The cast is superb. On a perfect set by Jeff Cowie, a lovely farmhouse in Bucks County, punctuated by stone and wood, lit in warm but bright tones by John Lasiter, we meet Vanya, the incomparable Mark Nelson, and his adopted sister, Sonia, played by red-head Caryn West, capturing the bi-polar features of this middle-aged woman, who feels she has not lived. They have been living together for all of their lives, taking care of the farm and nursing their parents through illness and death, while their sister, Masha, has been paying the bills over the years by acting in a series of steamy sex movies. Leslie Hendrix, tall, willowy and blond, is haughty, yet sympathetic in the role of this egocentric woman, who has been married five times. Early on, after insulting her siblings, she shocks them by telling them that her assistant Hootie Pie has recommended that she sell their house.

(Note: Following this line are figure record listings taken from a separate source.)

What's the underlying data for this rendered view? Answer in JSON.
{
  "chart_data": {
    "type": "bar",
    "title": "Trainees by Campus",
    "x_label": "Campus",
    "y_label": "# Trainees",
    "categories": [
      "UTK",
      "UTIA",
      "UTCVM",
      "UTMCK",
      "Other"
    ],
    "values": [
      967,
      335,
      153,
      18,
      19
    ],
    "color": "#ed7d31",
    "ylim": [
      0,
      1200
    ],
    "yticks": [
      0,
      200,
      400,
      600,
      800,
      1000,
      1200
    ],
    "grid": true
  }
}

If you recognize all of these names and situations from Chekhov's plays, Durang, wants you to. Now into this mix, he throws three contemporary figures: Stacey Sargeant gives a wild reading as Cassandra, the cleaning lady, who is full of voodoo and outrageous predictions that come true regularly; rippling with muscles is David Gregory as Spike, Masha's latest toyboy, who appears to be as dumb as a stone. Third is an aspiring actress, Nina, the dewy Andrea Lynn Green; she's visiting relatives nearby and admires movie-star Masha so much she will do anything for her. Masha has accepted an invitation to a costume party and has even brought along costumes for her brother and sister. She is coming as the Disney version of Snow White and forces her brother and Nina to dress as dwarfs.

Sonia refuses to put on the ugly outfit and “changes her aura” by wearing a glamorous green sequined gown. Adapting a Maggie Smith accent, she is the life of the party. This outrages Masha, who is mistaken for Norma Desmond and other unlikely characters. (Kristine Nielson played the character on Broadway and created the accent.) Sonia is delighted when Joe from the party asks her out.

All through the play, Vanya, who admits he is Gay,  has been a patient and understanding brother, putting up with everyone's bizarre behavior.Finally, he snaps and delivers a stinging monologue about how things have changed and not for the better since the 1950's. “We licked postage stamps,” he rants, and goes on from there. With controlled expertise, Mark Nelson expresses the rage and fear and anger and disappointment that Vanya has been experiencing. As always, his performance is first rate.

Along the way, there are references to the cherry trees on the property. What about our cherry orchard? Someone asks. And another answers: There are only 10 or eleven trees....that's not an orchard!

Vanya and Sonia and Masha and Spike, lives up to its reputation as the Best Play of 2013. at the Hartford Stage through June 22.